Par ordonnance contradictoire en date du 22 juin 2021 rectifiée par ordonnance du 30 juillet 2021, le juge aux affaires familiales de Meaux a statué sur les mesures provisoires à la demande de Madame [J] [G] épouse [K], et a notamment :
- attribué à Monsieur [M] [K] la jouissance du véhicule automobile du couple, à charge pour lui de régler les loyers,
- débouté Madame [J] [G] épouse [K] de sa demande de pension alimentaire au titre du devoir de secours.
Par assignation en date du 30 mai 2023, Monsieur [M] [K] sollicite le divorce sur le fondement de l'article 237 du code civil pour altération définitive du lien conjugal.
S'agissant des conséquences du divorce, il demande notamment de fixer la date des effets du divorce entre les époux au 20 janvier 2020, date de la séparation des époux.
Par conclusions récapitulatives notifiées le 30 novembre 2023, Madame [J] [G] épouse [K] formule les mêmes demandes.
La clôture a été prononcée le 18 mars 2024 et l'affaire a été renvoyée à l'audience de plaidoiries du 11 septembre 2024, avancée au 13 juin 2024. Le délibéré a été fixé au 16 Juillet 2024.

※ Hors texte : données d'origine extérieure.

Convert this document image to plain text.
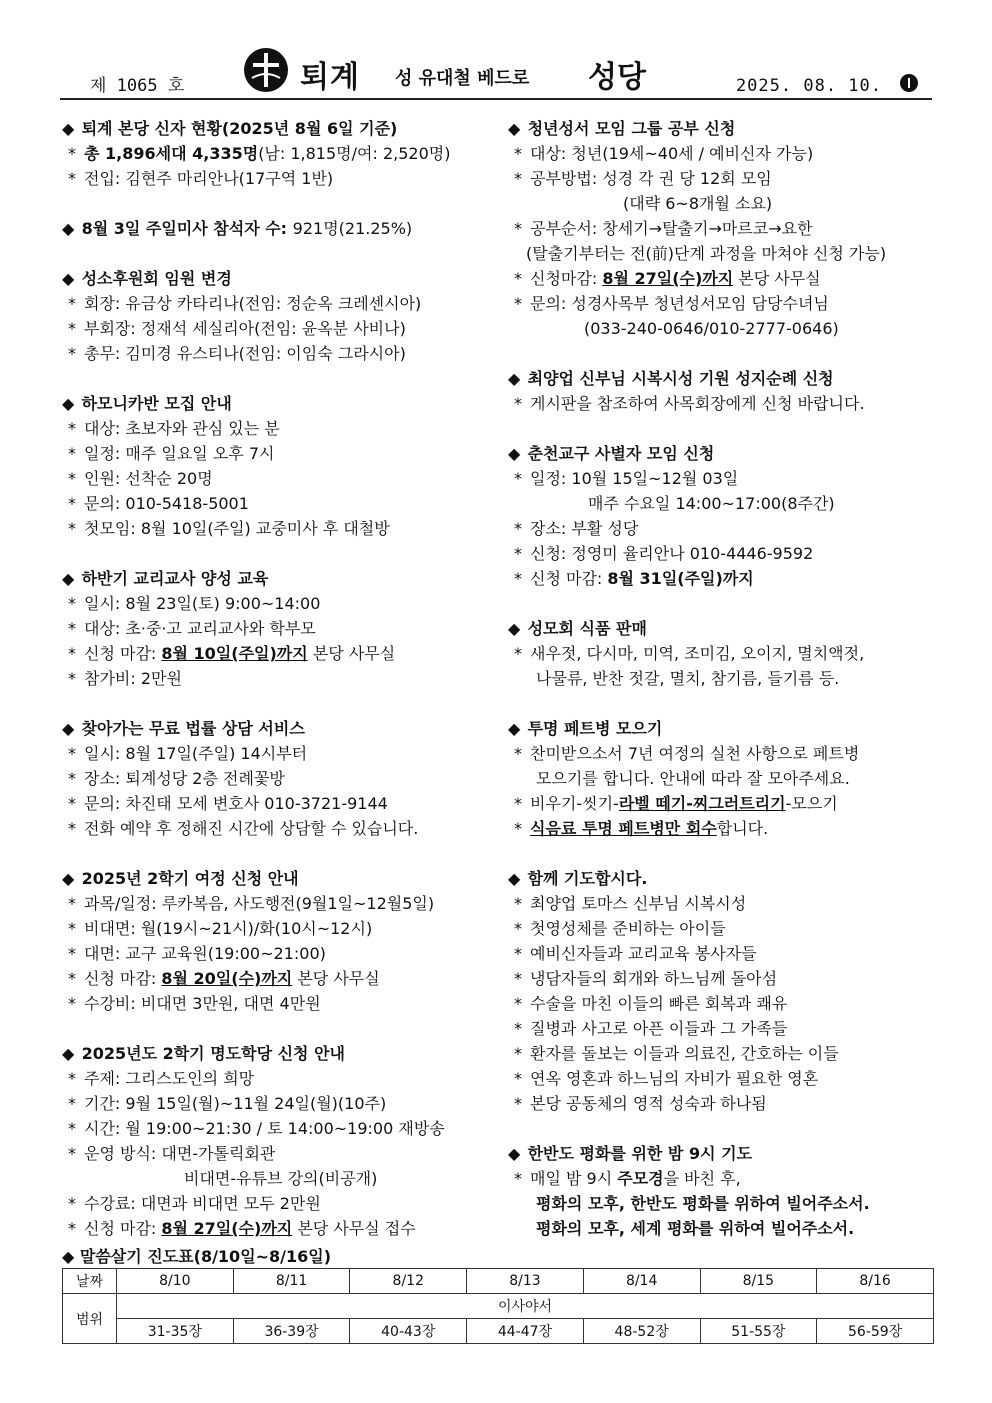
제 1065 호	퇴계 성 유대철 베드로 성당	2025. 08. 10.
◆ 퇴계 본당 신자 현황(2025년 8월 6일 기준)
* 총 1,896세대 4,335명(남: 1,815명/여: 2,520명)
* 전입: 김현주 마리안나(17구역 1반)
◆ 8월 3일 주일미사 참석자 수: 921명(21.25%)
◆ 성소후원회 임원 변경
* 회장: 유금상 카타리나(전임: 정순옥 크레센시아)
* 부회장: 정재석 세실리아(전임: 윤옥분 사비나)
* 총무: 김미경 유스티나(전임: 이임숙 그라시아)
◆ 하모니카반 모집 안내
* 대상: 초보자와 관심 있는 분
* 일정: 매주 일요일 오후 7시
* 인원: 선착순 20명
* 문의: 010-5418-5001
* 첫모임: 8월 10일(주일) 교중미사 후 대철방
◆ 하반기 교리교사 양성 교육
* 일시: 8월 23일(토) 9:00~14:00
* 대상: 초·중·고 교리교사와 학부모
* 신청 마감: 8월 10일(주일)까지 본당 사무실
* 참가비: 2만원
◆ 찾아가는 무료 법률 상담 서비스
* 일시: 8월 17일(주일) 14시부터
* 장소: 퇴계성당 2층 전례꽃방
* 문의: 차진태 모세 변호사 010-3721-9144
* 전화 예약 후 정해진 시간에 상담할 수 있습니다.
◆ 2025년 2학기 여정 신청 안내
* 과목/일정: 루카복음, 사도행전(9월1일~12월5일)
* 비대면: 월(19시~21시)/화(10시~12시)
* 대면: 교구 교육원(19:00~21:00)
* 신청 마감: 8월 20일(수)까지 본당 사무실
* 수강비: 비대면 3만원, 대면 4만원
◆ 2025년도 2학기 명도학당 신청 안내
* 주제: 그리스도인의 희망
* 기간: 9월 15일(월)~11월 24일(월)(10주)
* 시간: 월 19:00~21:30 / 토 14:00~19:00 재방송
* 운영 방식: 대면-가톨릭회관
비대면-유튜브 강의(비공개)
* 수강료: 대면과 비대면 모두 2만원
* 신청 마감: 8월 27일(수)까지 본당 사무실 접수
◆ 청년성서 모임 그룹 공부 신청
* 대상: 청년(19세~40세 / 예비신자 가능)
* 공부방법: 성경 각 권 당 12회 모임
(대략 6~8개월 소요)
* 공부순서: 창세기→탈출기→마르코→요한
(탈출기부터는 전(前)단계 과정을 마쳐야 신청 가능)
* 신청마감: 8월 27일(수)까지 본당 사무실
* 문의: 성경사목부 청년성서모임 담당수녀님
(033-240-0646/010-2777-0646)
◆ 최양업 신부님 시복시성 기원 성지순례 신청
* 게시판을 참조하여 사목회장에게 신청 바랍니다.
◆ 춘천교구 사별자 모임 신청
* 일정: 10월 15일~12월 03일
매주 수요일 14:00~17:00(8주간)
* 장소: 부활 성당
* 신청: 정영미 율리안나 010-4446-9592
* 신청 마감: 8월 31일(주일)까지
◆ 성모회 식품 판매
* 새우젓, 다시마, 미역, 조미김, 오이지, 멸치액젓,
나물류, 반찬 젓갈, 멸치, 참기름, 들기름 등.
◆ 투명 페트병 모으기
* 찬미받으소서 7년 여정의 실천 사항으로 페트병
모으기를 합니다. 안내에 따라 잘 모아주세요.
* 비우기-씻기-라벨 떼기-찌그러트리기-모으기
* 식음료 투명 페트병만 회수합니다.
◆ 함께 기도합시다.
* 최양업 토마스 신부님 시복시성
* 첫영성체를 준비하는 아이들
* 예비신자들과 교리교육 봉사자들
* 냉담자들의 회개와 하느님께 돌아섬
* 수술을 마친 이들의 빠른 회복과 쾌유
* 질병과 사고로 아픈 이들과 그 가족들
* 환자를 돌보는 이들과 의료진, 간호하는 이들
* 연옥 영혼과 하느님의 자비가 필요한 영혼
* 본당 공동체의 영적 성숙과 하나됨
◆ 한반도 평화를 위한 밤 9시 기도
* 매일 밤 9시 주모경을 바친 후,
평화의 모후, 한반도 평화를 위하여 빌어주소서.
평화의 모후, 세계 평화를 위하여 빌어주소서.
◆ 말씀살기 진도표(8/10일~8/16일)
날짜	8/10	8/11	8/12	8/13	8/14	8/15	8/16
범위	이사야서						
	31-35장	36-39장	40-43장	44-47장	48-52장	51-55장	56-59장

[DÉBATS NON PUBLICS – Motivation de la décision occultée]
PAR CES MOTIFS
Le juge aux affaires familiales, statuant publiquement par mise à disposition au greffe, par décision contradictoire et susceptible d'appel, après débats non publics,
PRONONCE, en application des dispositions des articles 237 et 238 du Code civil, le divorce de :
Monsieur [M] [L] [K],
né le [Date naissance 4] 1956 à [Localité 10]
et
Madame [J] [B] [G] épouse [K],
née [Date naissance 2] 1958 à [Localité 11], dans le [Localité 1]
Mariés le [Date mariage 6] 2008 à [Localité 8],
ORDONNE la mention du divorce en marge de l'acte de mariage ainsi qu'en marge de l'acte de naissance de chacun des époux, conformément aux dispositions de l'article 1082 du Code de procédure civile ;
DIT que seul le dispositif du jugement pourra être reproduit pour la transcription de la décision dans un acte authentique ou un acte public ;
FIXE la date des effets du présent jugement de divorce dans les rapports entre époux en ce qui concerne leurs biens au 20 janvier 2020,
RAPPELLE qu'à la suite du divorce, chacun des époux perd l'usage du nom de son conjoint ;
RAPPELLE que le divorce emporte révocation de plein droit des avantages matrimoniaux qui ne prennent effet qu'à la dissolution du régime matrimonial ou au décès de l'un des époux et des dispositions à cause de mort, accordées par un époux envers son conjoint par contrat de mariage ou pendant l'union ;
DIT n'y avoir lieu à prononcer l'exécution provisoire,
CONDAMNE Monsieur [M] [K] aux paiement des dépens ;
DIT que la présente décision sera signifiée par voie de commissaire de justice.